Когда женщина, стоявшая ближе всех, вышла вперед и в шутку протянула к нему руки, Бишу решил, что его и в самом деле продали, и принялся испускать такие вопли, что Даниэль Мартэн поспешила его освободить. Затем она увлекла детей подальше от толпы, и все трое укрылись во дворе старой церкви.
— Теперь посмотри хорошенько вокруг, Фаншетта… Ну, попробуй же вспомнить, что тебя особенно поразило на улице твоей тетки!
— Деревья, мадемуазель… Я только это и помню… Не на самой улице, нет — аллея красивых деревьев за изгородью. Налево от входа, в начале аллеи стоял маленький флигель — очень маленький и очень низкий, — в котором жила тетка. Направо было много домишек, тоже низеньких, перед каждым — цветы и изгороди. В глубине аллеи — дом побольше и повыше, и вокруг него заросли деревьев… Уверяю вас, мадемуазель, мне ничего не приснилось, все было так, как я вам говорю.
То, что девочка описывала, напоминало парк. Однако Даниэль Мартэн с давних пор знала Монмартр, его сады, принадлежащие частным лицам или примыкающие к гостиницам, и она не могла представить себе ничего похожего на нарисованную Фаншеттой картину.
— Сад спускался очень низко, до самой улицы, — добавила Фаншетта. — Может быть, попробуем поискать вон в той стороне?
— Пойдем поглядим на улице де-Соль[7] — предложила молодая женщина.
Улица де-Соль — одна из самых типичных для Монмартра улиц. Она огибает знаменитый «виноградник Габриэллы», ухоженный и разделанный, как японский сад; когда-то ее прославило кафе «Кролик Жиля» — место сборищ подозрительных монмартровских парней. Сейчас это кафе — убежище последних поэтов и единственной на всей улице ивы.
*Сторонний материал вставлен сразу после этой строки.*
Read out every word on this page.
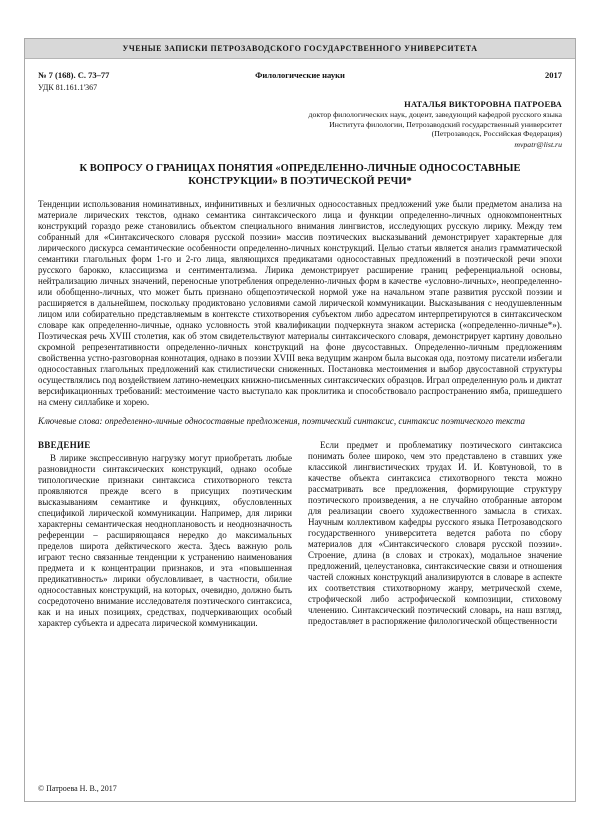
УЧЕНЫЕ ЗАПИСКИ ПЕТРОЗАВОДСКОГО ГОСУДАРСТВЕННОГО УНИВЕРСИТЕТА
№ 7 (168). С. 73–77	Филологические науки	2017
УДК 81.161.1'367
НАТАЛЬЯ ВИКТОРОВНА ПАТРОЕВА
доктор филологических наук, доцент, заведующий кафедрой русского языка Института филологии, Петрозаводский государственный университет (Петрозаводск, Российская Федерация)
mvpatr@list.ru
К ВОПРОСУ О ГРАНИЦАХ ПОНЯТИЯ «ОПРЕДЕЛЕННО-ЛИЧНЫЕ ОДНОСОСТАВНЫЕ КОНСТРУКЦИИ» В ПОЭТИЧЕСКОЙ РЕЧИ*

Тенденции использования номинативных, инфинитивных и безличных односоставных предложений уже были предметом анализа на материале лирических текстов, однако семантика синтаксического лица и функции определенно-личных однокомпонентных конструкций гораздо реже становились объектом специального внимания лингвистов, исследующих русскую лирику. Между тем собранный для «Синтаксического словаря русской поэзии» массив поэтических высказываний демонстрирует характерные для лирического дискурса семантические особенности определенно-личных конструкций. Целью статьи является анализ грамматической семантики глагольных форм 1-го и 2-го лица, являющихся предикатами односоставных предложений в поэтической речи эпохи русского барокко, классицизма и сентиментализма. Лирика демонстрирует расширение границ референциальной основы, нейтрализацию личных значений, переносные употребления определенно-личных форм в качестве «условно-личных», неопределенно- или обобщенно-личных, что может быть признано общепоэтической нормой уже на начальном этапе развития русской поэзии и расширяется в дальнейшем, поскольку продиктовано условиями самой лирической коммуникации. Высказывания с неодушевленным лицом или собирательно представляемым в контексте стихотворения субъектом либо адресатом интерпретируются в синтаксическом словаре как определенно-личные, однако условность этой квалификации подчеркнута знаком астериска («определенно-личные*»). Поэтическая речь XVIII столетия, как об этом свидетельствуют материалы синтаксического словаря, демонстрирует картину довольно скромной репрезентативности определенно-личных конструкций на фоне двусоставных. Определенно-личным предложениям свойственна устно-разговорная коннотация, однако в поэзии XVIII века ведущим жанром была высокая ода, поэтому писатели избегали односоставных глагольных предложений как стилистически сниженных. Постановка местоимения и выбор двусоставной структуры осуществлялись под воздействием латино-немецких книжно-письменных синтаксических образцов. Играл определенную роль и диктат версификационных требований: местоимение часто выступало как проклитика и способствовало распространению ямба, пришедшего на смену силлабике и хорею.

Ключевые слова: определенно-личные односоставные предложения, поэтический синтаксис, синтаксис поэтического текста

ВВЕДЕНИЕ

В лирике экспрессивную нагрузку могут приобретать любые разновидности синтаксических конструкций, однако особые типологические признаки синтаксиса стихотворного текста проявляются прежде всего в присущих поэтическим высказываниям семантике и функциях, обусловленных спецификой лирической коммуникации. Например, для лирики характерны семантическая неодноплановость и неоднозначность референции – расширяющаяся нередко до максимальных пределов широта дейктического жеста. Здесь важную роль играют тесно связанные тенденции к устранению наименования предмета и к концентрации признаков, и эта «повышенная предикативность» лирики обусловливает, в частности, обилие односоставных конструкций, на которых, очевидно, должно быть сосредоточено внимание исследователя поэтического синтаксиса, как и на иных позициях, средствах, подчеркивающих особый характер субъекта и адресата лирической коммуникации.

Если предмет и проблематику поэтического синтаксиса понимать более широко, чем это представлено в ставших уже классикой лингвистических трудах И. И. Ковтуновой, то в качестве объекта синтаксиса стихотворного текста можно рассматривать все предложения, формирующие структуру поэтического произведения, а не случайно отобранные автором для реализации своего художественного замысла в стихах. Научным коллективом кафедры русского языка Петрозаводского государственного университета ведется работа по сбору материалов для «Синтаксического словаря русской поэзии». Строение, длина (в словах и строках), модальное значение предложений, целеустановка, синтаксические связи и отношения частей сложных конструкций анализируются в словаре в аспекте их соответствия стихотворному жанру, метрической схеме, строфической либо астрофической композиции, стиховому членению. Синтаксический поэтический словарь, на наш взгляд, предоставляет в распоряжение филологической общественности

© Патроева Н. В., 2017
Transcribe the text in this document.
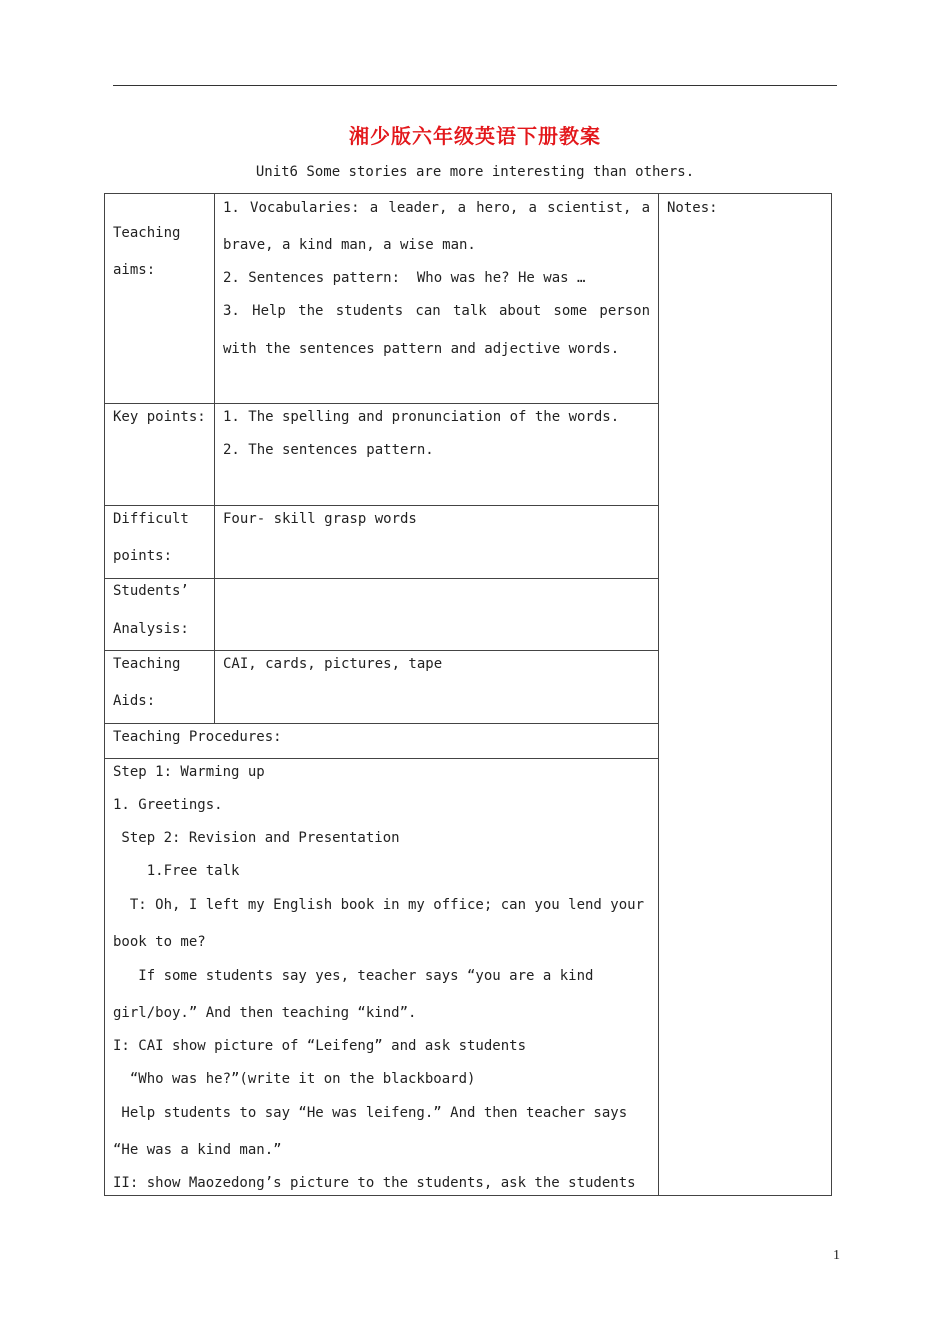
湘少版六年级英语下册教案
Unit6 Some stories are more interesting than others.
Notes:
Teaching
aims:
1. Vocabularies: a leader, a hero, a scientist, a
brave, a kind man, a wise man.
2. Sentences pattern:  Who was he? He was …
3. Help the students can talk about some person
with the sentences pattern and adjective words.
Key points: 1. The spelling and pronunciation of the words.
2. The sentences pattern.
Difficult
points:
Four- skill grasp words
Students’
Analysis:
Teaching
Aids:
CAI, cards, pictures, tape
Teaching Procedures:
Step 1: Warming up
1. Greetings.
Step 2: Revision and Presentation
1.Free talk
T: Oh, I left my English book in my office; can you lend your
book to me?
If some students say yes, teacher says “you are a kind
girl/boy.” And then teaching “kind”.
I: CAI show picture of “Leifeng” and ask students
“Who was he?”(write it on the blackboard)
Help students to say “He was leifeng.” And then teacher says
“He was a kind man.”
II: show Maozedong’s picture to the students, ask the students
1
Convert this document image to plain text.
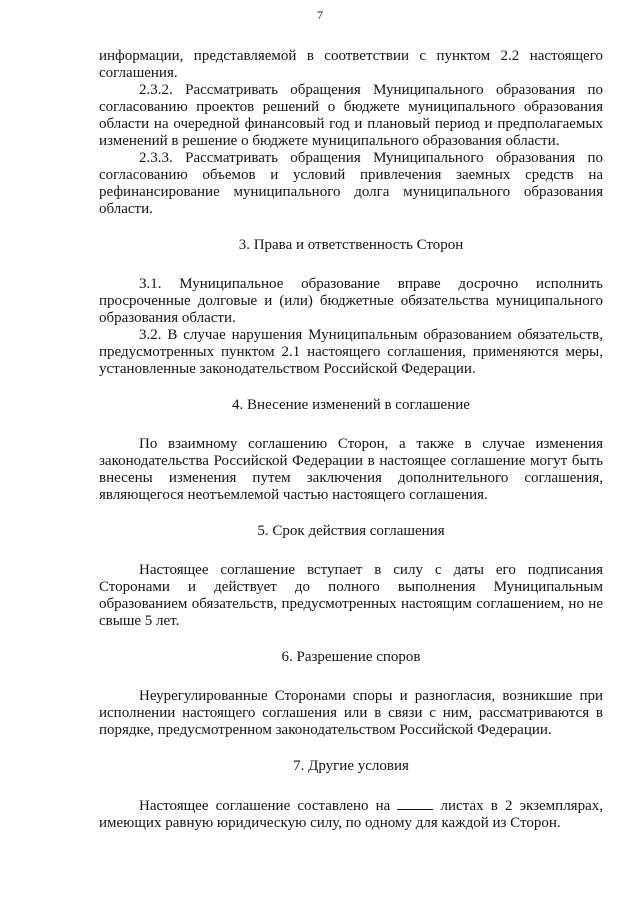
7

информации, представляемой в соответствии с пунктом 2.2 настоящего соглашения.

2.3.2. Рассматривать обращения Муниципального образования по согласованию проектов решений о бюджете муниципального образования области на очередной финансовый год и плановый период и предполагаемых изменений в решение о бюджете муниципального образования области.

2.3.3. Рассматривать обращения Муниципального образования по согласованию объемов и условий привлечения заемных средств на рефинансирование муниципального долга муниципального образования области.

3. Права и ответственность Сторон

3.1. Муниципальное образование вправе досрочно исполнить просроченные долговые и (или) бюджетные обязательства муниципального образования области.

3.2. В случае нарушения Муниципальным образованием обязательств, предусмотренных пунктом 2.1 настоящего соглашения, применяются меры, установленные законодательством Российской Федерации.

4. Внесение изменений в соглашение

По взаимному соглашению Сторон, а также в случае изменения законодательства Российской Федерации в настоящее соглашение могут быть внесены изменения путем заключения дополнительного соглашения, являющегося неотъемлемой частью настоящего соглашения.

5. Срок действия соглашения

Настоящее соглашение вступает в силу с даты его подписания Сторонами и действует до полного выполнения Муниципальным образованием обязательств, предусмотренных настоящим соглашением, но не свыше 5 лет.

6. Разрешение споров

Неурегулированные Сторонами споры и разногласия, возникшие при исполнении настоящего соглашения или в связи с ним, рассматриваются в порядке, предусмотренном законодательством Российской Федерации.

7. Другие условия

Настоящее соглашение составлено на  листах в 2 экземплярах, имеющих равную юридическую силу, по одному для каждой из Сторон.
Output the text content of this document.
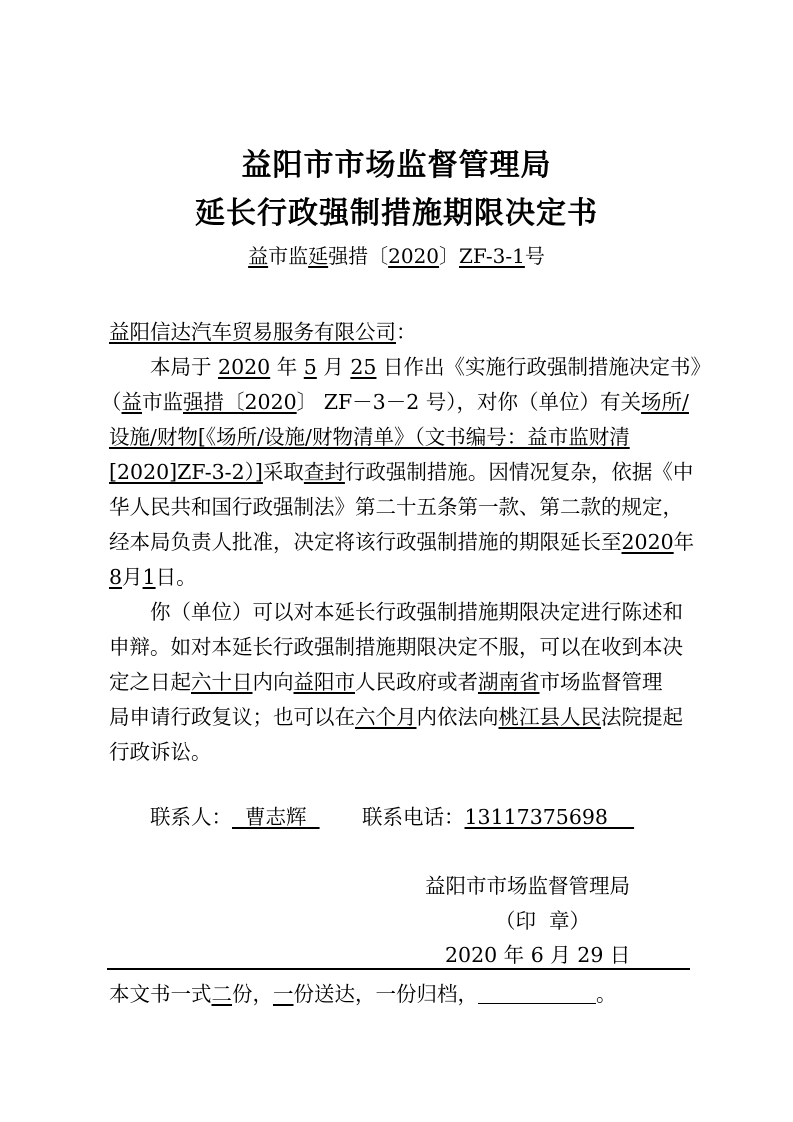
益阳市市场监督管理局
延长行政强制措施期限决定书
益市监延强措〔2020〕ZF-3-1号
益阳信达汽车贸易服务有限公司：
本局于 2020 年 5 月 25 日作出《实施行政强制措施决定书》
（益市监强措〔2020〕 ZF－3－2 号），对你（单位）有关场所/
设施/财物[《场所/设施/财物清单》（文书编号：益市监财清
[2020]ZF-3-2）]采取查封行政强制措施。因情况复杂，依据《中
华人民共和国行政强制法》第二十五条第一款、第二款的规定，
经本局负责人批准，决定将该行政强制措施的期限延长至2020年
8月1日。
你（单位）可以对本延长行政强制措施期限决定进行陈述和
申辩。如对本延长行政强制措施期限决定不服，可以在收到本决
定之日起六十日内向益阳市人民政府或者湖南省市场监督管理
局申请行政复议；也可以在六个月内依法向桃江县人民法院提起
行政诉讼。
联系人： 曹志辉	联系电话：13117375698
益阳市市场监督管理局
（印  章）
2020 年 6 月 29 日
本文书一式二份，一份送达，一份归档，	。
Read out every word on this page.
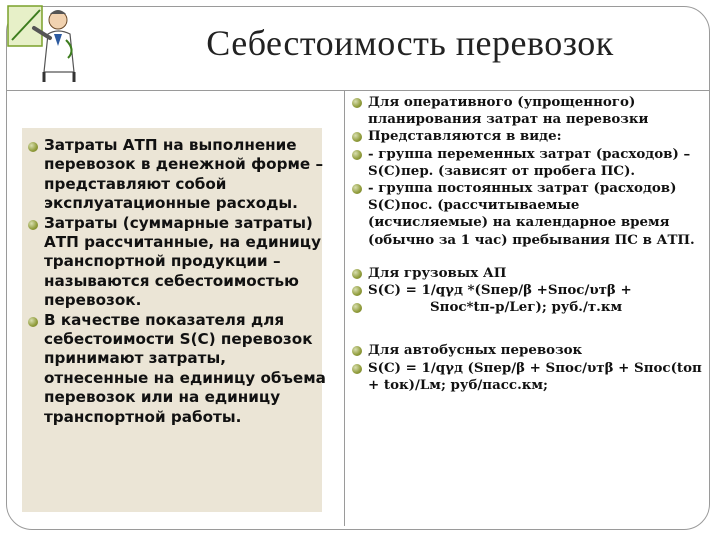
Себестоимость перевозок
Затраты АТП на выполнение перевозок в денежной форме – представляют собой эксплуатационные расходы.
Затраты (суммарные затраты) АТП рассчитанные, на единицу транспортной продукции – называются себестоимостью перевозок.
В качестве показателя для себестоимости S(С) перевозок принимают затраты, отнесенные на единицу объема перевозок или на единицу транспортной работы.
Для оперативного (упрощенного) планирования затрат на перевозки
Представляются в виде:
- группа переменных затрат (расходов) – S(С)пер. (зависят от пробега ПС).
- группа постоянных затрат (расходов) S(С)пос. (рассчитываемые (исчисляемые) на календарное время (обычно за 1 час) пребывания ПС в АТП.
Для грузовых АП
S(C) = 1/qγд *(Sпер/β +Sпос/υтβ +
Sпос*tп-р/Lег); руб./т.км
Для автобусных перевозок
S(C) = 1/qγд (Sпер/β + Sпос/υтβ + Sпос(tоп + tок)/Lм; руб/пасс.км;
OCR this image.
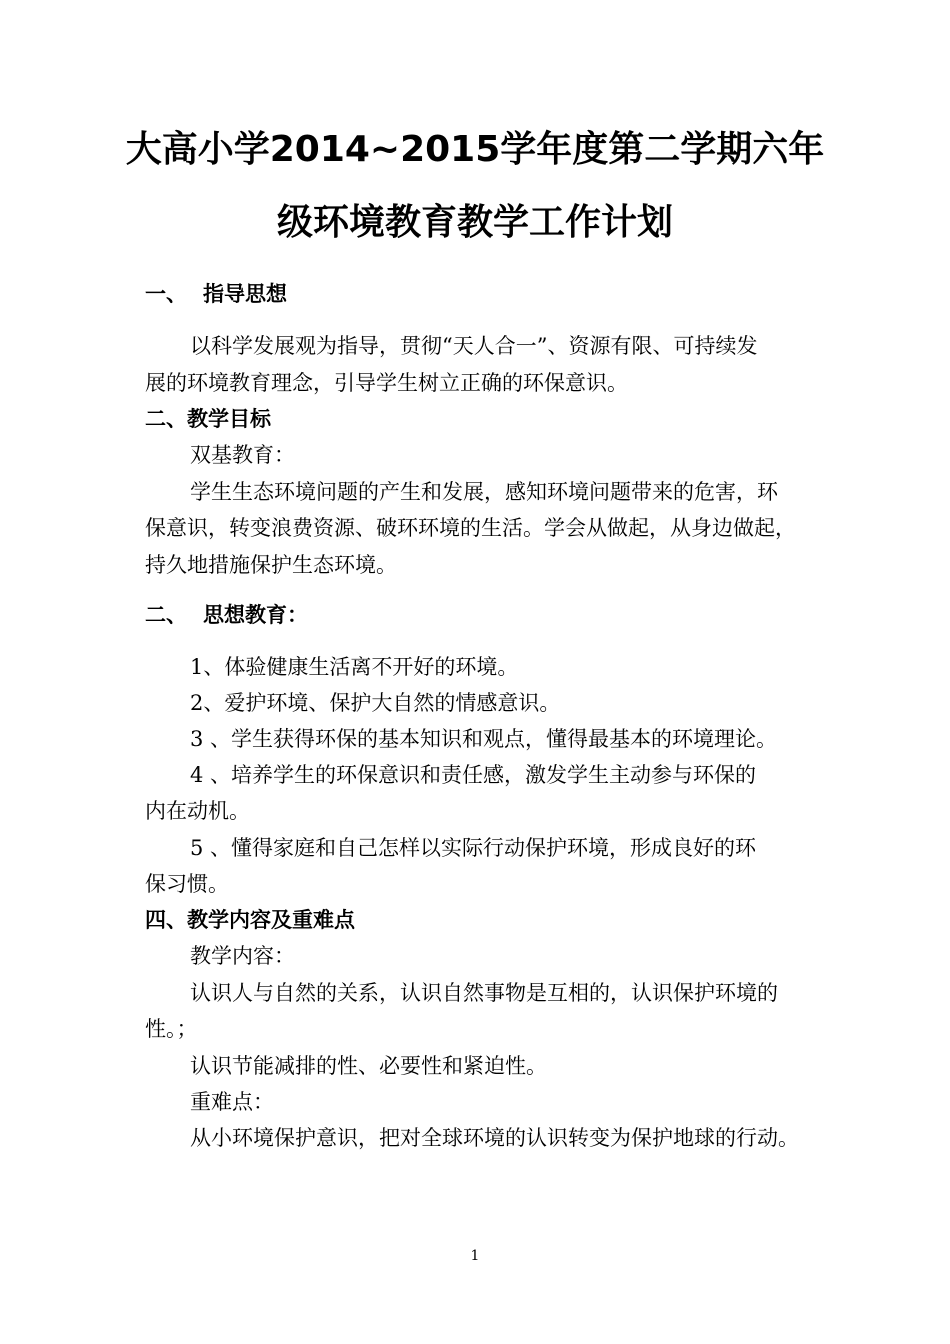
大高小学2014~2015学年度第二学期六年
级环境教育教学工作计划
一、 指导思想
以科学发展观为指导，贯彻“天人合一”、资源有限、可持续发
展的环境教育理念，引导学生树立正确的环保意识。
二、教学目标
双基教育：
学生生态环境问题的产生和发展，感知环境问题带来的危害，环
保意识，转变浪费资源、破环环境的生活。学会从做起，从身边做起，
持久地措施保护生态环境。
二、 思想教育：
1、体验健康生活离不开好的环境。
2、爱护环境、保护大自然的情感意识。
3 、学生获得环保的基本知识和观点，懂得最基本的环境理论。
4 、培养学生的环保意识和责任感，激发学生主动参与环保的
内在动机。
5 、懂得家庭和自己怎样以实际行动保护环境，形成良好的环
保习惯。
四、教学内容及重难点
教学内容：
认识人与自然的关系，认识自然事物是互相的，认识保护环境的
性。；
认识节能减排的性、必要性和紧迫性。
重难点：
从小环境保护意识，把对全球环境的认识转变为保护地球的行动。
1
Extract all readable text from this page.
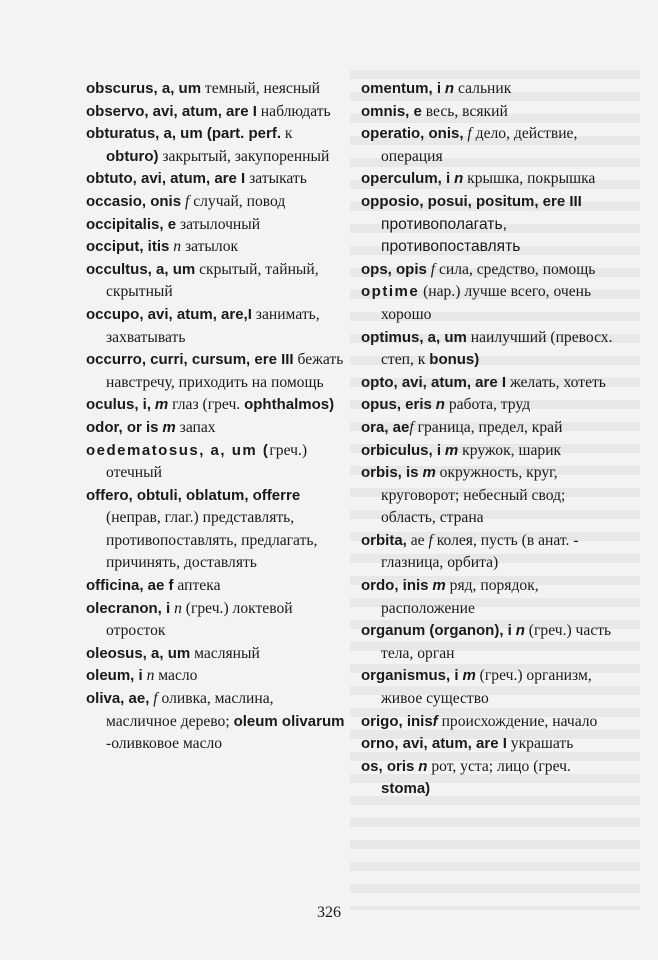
obscurus, a, um темный, неясный

observo, avi, atum, are I наблюдать

obturatus, a, um (part. perf. к obturo) закрытый, закупоренный

obtuto, avi, atum, are I затыкать

occasio, onis f случай, повод

occipitalis, e затылочный

occiput, itis n затылок

occultus, a, um скрытый, тайный, скрытный

occupo, avi, atum, are,I занимать, захватывать

occurro, curri, cursum, ere III бежать навстречу, приходить на помощь

oculus, i, m глаз (греч. ophthalmos)

odor, or is m запах

oedematosus, a, um (греч.) отечный

offero, obtuli, oblatum, offerre (неправ, глаг.) представлять, противопоставлять, предлагать, причинять, доставлять

officina, ae f аптека

olecranon, i n (греч.) локтевой отросток

oleosus, a, um масляный

oleum, i n масло

oliva, ae, f оливка, маслина, масличное дерево; oleum olivarum -оливковое масло

omentum, i n сальник

omnis, e весь, всякий

operatio, onis, f дело, действие, операция

operculum, i n крышка, покрышка

opposio, posui, positum, ere III противополагать, противопоставлять

ops, opis f сила, средство, помощь

optime (нар.) лучше всего, очень хорошо

optimus, a, um наилучший (превосх. степ, к bonus)

opto, avi, atum, are I желать, хотеть

opus, eris n работа, труд

ora, aef граница, предел, край

orbiculus, i m кружок, шарик

orbis, is m окружность, круг, круговорот; небесный свод; область, страна

orbita, ae f колея, пусть (в анат. - глазница, орбита)

ordo, inis m ряд, порядок, расположение

organum (organon), i n (греч.) часть тела, орган

organismus, i m (греч.) организм, живое существо

origo, inisf происхождение, начало

orno, avi, atum, are I украшать

os, oris n рот, уста; лицо (греч. stoma)

326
Никакого следа тетки Лали и ее зеленого логова здесь не было.
— Нет ли еще какой-нибудь улицы, которая спускалась бы по склону так же круто, как эта, мадемуазель?
— Бедная моя Фаншетта, здесь не одна, здесь десятки таких улиц… Ну-ка, поломай себе голову еще немного! Когда ты шла обратно к метро, тебе не запомнилась какая-нибудь статуя? Лавчонка? Вывеска? Что-нибудь такое, что могло бы нас навести на след?
— Нет… Ничего… Ах да, мельница!.. Это рядом с мельницей, мадемуазель, деревянной мельницей, очень черной и совсем некрасивой.
— Что ж, отправимся туда, где мельница. Будет очень странно, если и там никто не укажет нам, где твой клочок леса, Фаншетта… Такое место не так-то легко не заметить в самом центре Парижа, — сказала Даниэль Мартэн немного насмешливо; она все меньше и меньше доверяла памяти своей подопечной.
Разочарованное трио грустно двинулось вверх по улице де-Соль. Повернувшись спиной к площади дю-Тертр, откуда все еще доносились звуки веселой музыки, под которую шла распродажа вина, путешественники свернули на улицу Норвен и пошли по направлению к авеню Жюно́. Не успели они сделать нескольких шагов, как лицо Фаншетты осветилось радостью. Перед ними возвышались ворота, до такой степени изъеденные ржавчиной, что, казалось, они держатся только по привычке.
— Здесь, мадемуазель! — закричала девочка. — На этот раз я уверена! Посмотрите, вот деревья, и липовая аллея… и маленькие садики, и большое здание… Посмотрите, мадемуазель!..
Фаншетта была в восторге. Она ничего не перепутала — справедливость требовала это признать. Прислонившись к решетке, Даниэль Мартэн узнавала все, что девочка ей описала: крошечную сторожку у входа, в глубине аллеи — дом повыше; направо — неровный ряд низких флигелей и, главное, невероятные заросли кустов и зелени: настоящий лес в ста метрах от парижской авеню Жюно! Но что не менее поразило адвоката, так это жалкий вид и полная обветшалость зданий, которые она разглядывала. Все здесь было под стать воротам: окна без стекол, дырявые крыши, обвалившиеся печные трубы. Даже самый флигель у входа, с его источенной червями дверью, наполовину сорванными ставнями и пробитыми стенами, казался совсем заброшенным.